What I got instead of some casual dates with a few different guys was Tanner.

"Tanner," Virgin cut in, brows raised, looking amused.

"Yeah," I admitted, wishing I was able to smile about it.

"Alright," he said, letting it slide even though there was a smile in his voice.

Tanner was everything I hadn't been at the time. Popular, outgoing, a little edgy. And older. Only by two years, but older was older, and when he used to come to pick me up after class, all the girls would tell me how envious they were.

Everywhere we went, he seemed to know everyone, seemed important. And as a girl who had felt altogether invisible and wholly unimportant, I thrived on being attached to that attention, on the attention it got me just for being at his side.

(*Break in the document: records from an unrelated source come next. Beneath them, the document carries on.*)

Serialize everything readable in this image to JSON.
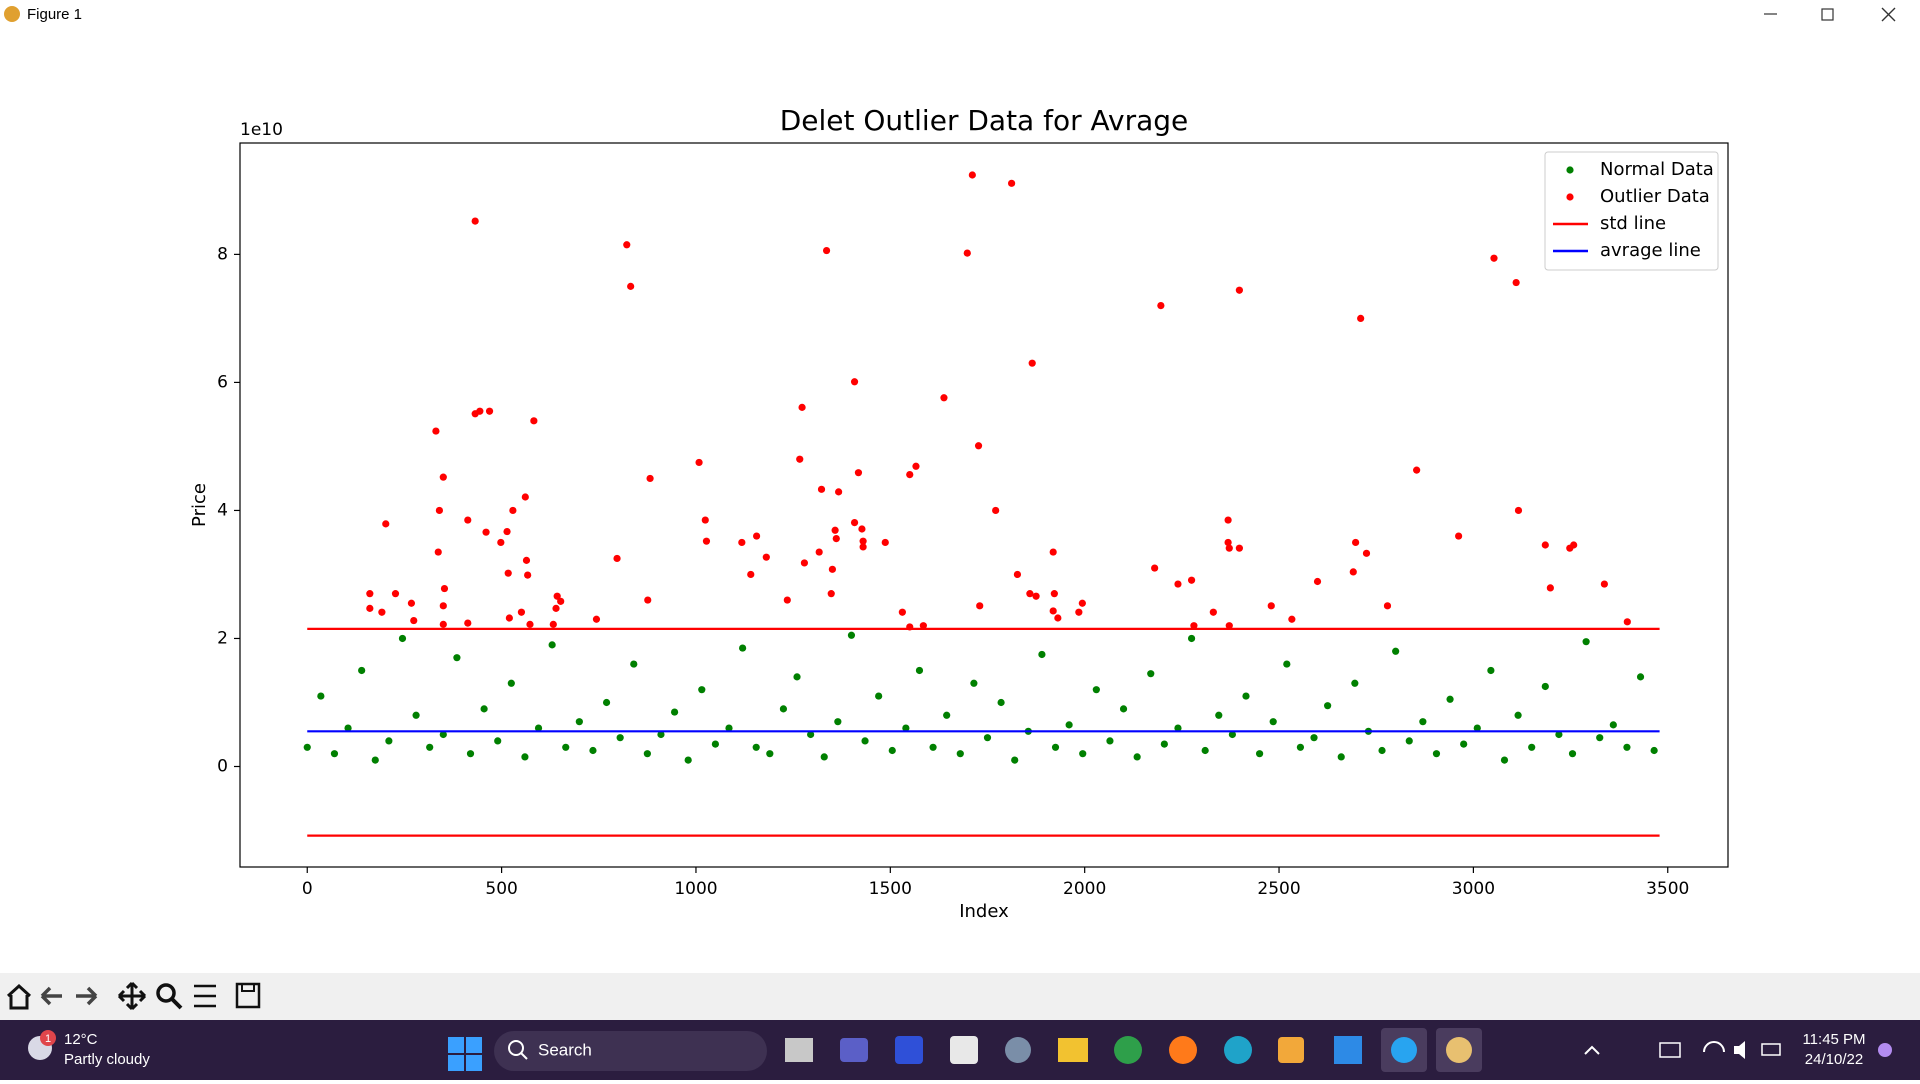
{
  "window": {
    "title": "Figure 1"
  },
  "chart_data": {
    "type": "scatter",
    "title": "Delet Outlier Data for Avrage",
    "x_label": "Index",
    "y_label": "Price",
    "y_offset_label": "1e10",
    "xlim": [
      -173,
      3655
    ],
    "ylim": [
      -1.57,
      9.74
    ],
    "xticks": [
      0,
      500,
      1000,
      1500,
      2000,
      2500,
      3000,
      3500
    ],
    "yticks": [
      0,
      2,
      4,
      6,
      8
    ],
    "grid": false,
    "legend": "upper right",
    "series": [
      {
        "name": "Normal Data",
        "type": "scatter",
        "color": "#008000",
        "x": [
          0,
          35,
          70,
          105,
          140,
          175,
          210,
          245,
          280,
          315,
          350,
          385,
          420,
          455,
          490,
          525,
          560,
          595,
          630,
          665,
          700,
          735,
          770,
          805,
          840,
          875,
          910,
          945,
          980,
          1015,
          1050,
          1085,
          1120,
          1155,
          1190,
          1225,
          1260,
          1295,
          1330,
          1365,
          1400,
          1435,
          1470,
          1505,
          1540,
          1575,
          1610,
          1645,
          1680,
          1715,
          1750,
          1785,
          1820,
          1855,
          1890,
          1925,
          1960,
          1995,
          2030,
          2065,
          2100,
          2135,
          2170,
          2205,
          2240,
          2275,
          2310,
          2345,
          2380,
          2415,
          2450,
          2485,
          2520,
          2555,
          2590,
          2625,
          2660,
          2695,
          2730,
          2765,
          2800,
          2835,
          2870,
          2905,
          2940,
          2975,
          3010,
          3045,
          3080,
          3115,
          3150,
          3185,
          3220,
          3255,
          3290,
          3325,
          3360,
          3395,
          3430,
          3465
        ],
        "values": [
          0.3,
          1.1,
          0.2,
          0.6,
          1.5,
          0.1,
          0.4,
          2.0,
          0.8,
          0.3,
          0.5,
          1.7,
          0.2,
          0.9,
          0.4,
          1.3,
          0.15,
          0.6,
          1.9,
          0.3,
          0.7,
          0.25,
          1.0,
          0.45,
          1.6,
          0.2,
          0.5,
          0.85,
          0.1,
          1.2,
          0.35,
          0.6,
          1.85,
          0.3,
          0.2,
          0.9,
          1.4,
          0.5,
          0.15,
          0.7,
          2.05,
          0.4,
          1.1,
          0.25,
          0.6,
          1.5,
          0.3,
          0.8,
          0.2,
          1.3,
          0.45,
          1.0,
          0.1,
          0.55,
          1.75,
          0.3,
          0.65,
          0.2,
          1.2,
          0.4,
          0.9,
          0.15,
          1.45,
          0.35,
          0.6,
          2.0,
          0.25,
          0.8,
          0.5,
          1.1,
          0.2,
          0.7,
          1.6,
          0.3,
          0.45,
          0.95,
          0.15,
          1.3,
          0.55,
          0.25,
          1.8,
          0.4,
          0.7,
          0.2,
          1.05,
          0.35,
          0.6,
          1.5,
          0.1,
          0.8,
          0.3,
          1.25,
          0.5,
          0.2,
          1.95,
          0.45,
          0.65,
          0.3,
          1.4,
          0.25
        ]
      },
      {
        "name": "Outlier Data",
        "type": "scatter",
        "color": "#ff0000",
        "x": [
          161,
          161,
          192,
          202,
          227,
          268,
          274,
          331,
          337,
          340,
          350,
          353,
          350,
          350,
          413,
          413,
          432,
          432,
          444,
          460,
          469,
          498,
          514,
          517,
          520,
          529,
          551,
          561,
          564,
          567,
          573,
          583,
          633,
          640,
          643,
          652,
          744,
          797,
          822,
          832,
          876,
          882,
          1008,
          1024,
          1027,
          1118,
          1141,
          1156,
          1181,
          1235,
          1267,
          1273,
          1279,
          1317,
          1323,
          1336,
          1348,
          1351,
          1358,
          1361,
          1367,
          1408,
          1408,
          1418,
          1427,
          1430,
          1430,
          1487,
          1531,
          1550,
          1566,
          1550,
          1585,
          1638,
          1698,
          1711,
          1727,
          1730,
          1771,
          1812,
          1827,
          1859,
          1865,
          1875,
          1919,
          1922,
          1919,
          1931,
          1985,
          1994,
          2180,
          2196,
          2240,
          2275,
          2281,
          2331,
          2369,
          2369,
          2372,
          2398,
          2398,
          2372,
          2480,
          2533,
          2599,
          2691,
          2697,
          2710,
          2725,
          2779,
          2854,
          2962,
          3053,
          3110,
          3116,
          3185,
          3198,
          3248,
          3258,
          3337,
          3396
        ],
        "values": [
          2.7,
          2.47,
          2.41,
          3.79,
          2.7,
          2.55,
          2.28,
          5.24,
          3.35,
          4.0,
          4.52,
          2.78,
          2.51,
          2.22,
          3.85,
          2.24,
          8.52,
          5.51,
          5.55,
          3.66,
          5.55,
          3.5,
          3.67,
          3.02,
          2.32,
          4.0,
          2.41,
          4.21,
          3.22,
          2.99,
          2.22,
          5.4,
          2.22,
          2.47,
          2.66,
          2.58,
          2.3,
          3.25,
          8.15,
          7.5,
          2.6,
          4.5,
          4.75,
          3.85,
          3.52,
          3.5,
          3.0,
          3.6,
          3.27,
          2.6,
          4.8,
          5.61,
          3.18,
          3.35,
          4.33,
          8.06,
          2.7,
          3.08,
          3.69,
          3.56,
          4.29,
          6.01,
          3.81,
          4.59,
          3.71,
          3.43,
          3.52,
          3.5,
          2.41,
          4.56,
          4.69,
          2.18,
          2.2,
          5.76,
          8.02,
          9.24,
          5.01,
          2.51,
          4.0,
          9.11,
          3.0,
          2.7,
          6.3,
          2.66,
          3.35,
          2.7,
          2.43,
          2.32,
          2.41,
          2.55,
          3.1,
          7.2,
          2.85,
          2.91,
          2.2,
          2.41,
          3.85,
          3.5,
          3.41,
          3.41,
          7.44,
          2.2,
          2.51,
          2.3,
          2.89,
          3.04,
          3.5,
          7.0,
          3.33,
          2.51,
          4.63,
          3.6,
          7.94,
          7.56,
          4.0,
          3.46,
          2.79,
          3.41,
          3.46,
          2.85,
          2.26
        ]
      },
      {
        "name": "std line",
        "type": "line",
        "color": "#ff0000",
        "x": [
          0,
          3479
        ],
        "values": [
          2.15,
          2.15
        ]
      },
      {
        "name": "avrage line",
        "type": "line",
        "color": "#0000ff",
        "x": [
          0,
          3479
        ],
        "values": [
          0.55,
          0.55
        ]
      },
      {
        "type": "line",
        "color": "#ff0000",
        "x": [
          0,
          3479
        ],
        "values": [
          -1.08,
          -1.08
        ]
      }
    ]
  },
  "taskbar": {
    "weather_badge": "1",
    "temperature": "12°C",
    "condition": "Partly cloudy",
    "search": "Search",
    "time": "11:45 PM",
    "date": "24/10/22"
  }
}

And Tanner was everything a lonely, needy girl could ask for. He made time for me. He called me pretty. He told me I was smart and interesting and that he couldn't wait until I finished school so I could move out with him.

To this day, I still wasn't sure how honest any of that was. If he, at the time, meant those words or not.

"Why was he so popular?" Virgin asked, dragging me back to the present.

"Hm?"

"He wasn't in school. Why was he so popular? Most people grow past that shit once they leave high school."

That was true.

But at the time, I hadn't given the idea much thought.

I never thought to ask. I was just charmed by it, by him, by our potential as a couple. Because, despite my aunt's best efforts to try to turn me into some girl hellbent on being a career woman, I had no idea what I wanted to do with my life, if I was going to college. So hearing from Tanner that he would take care of me, help me get on my feet, let me take time to figure out my future gave me a sense of security.